Two Sunsets commence comme un morceau de Brian Eno. A une époque, ça aurait été inimaginable sur un disque des Pastels.

Je l’ai beaucoup écouté, bien sûr, bien après le début des Pastel – à l’époque je ne connaissais que Roxy Music. On vient de me donner l’album de Harmonia 76 – Eno avec Cluster et Michael Rother – qui est réédité ces jours-ci, et c’est un disque fantastique.

De la même manière, tu sors surtout des disques de groupes japonais alors qu’à l’époque de ton premier label, 53rd and 3rd, tu sortais surtout les disques de tes amis de Glasgow – les Vaselines ou les Shop Assistants.

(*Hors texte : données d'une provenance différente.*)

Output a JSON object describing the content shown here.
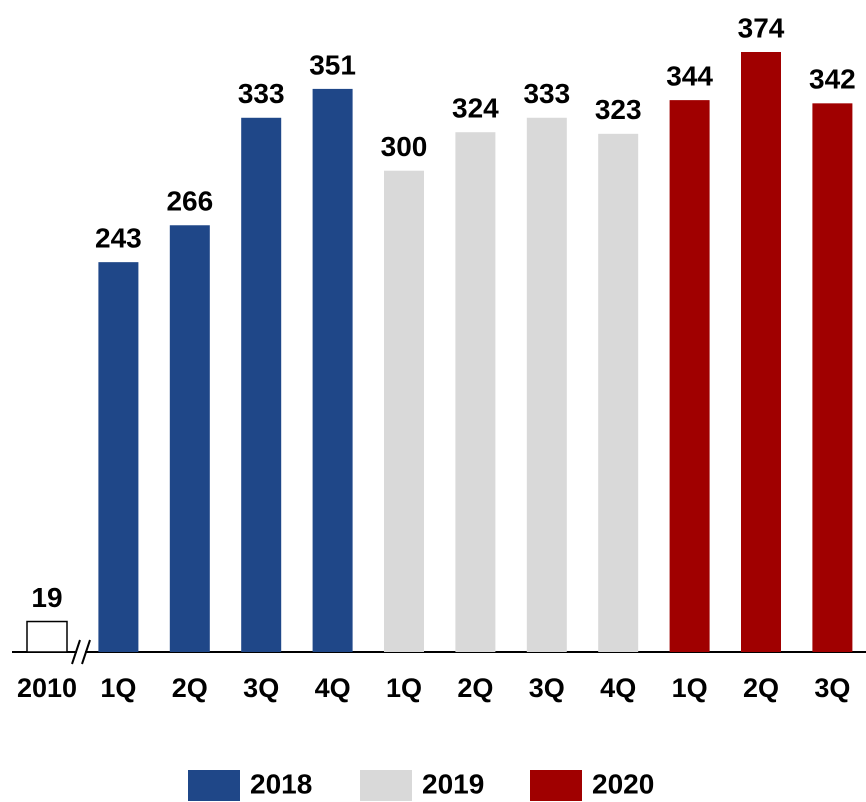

C’était surtout une nécessité, à l’époque, parce que personne d’autre ne voulait le faire. Je voulais aider. Quand nous avons crée Geographic avec Katrina, les groupes que nous aimions, comme Belle and Sebastian étaient tous déjà signés… La prochaine sortie du label est tout de même 100% « locale », puisque c’est un album solo de Gerald Love de Teenage Fanclub, qui joue aussi dans les Pastels, et sur le disque il y a des membres de International Airport ou Belle and Sebastian. Pour ce qui concerne les autres choix de signature du label, c’est avant tout une histoire d’opportunités. Je ne saurai dire si mon admiration pour l’intensité si spéciale de certains groupes japonais a quelque chose à voir avec une évolution personnelle. Peut-être. Il faudrait demander à mes amis.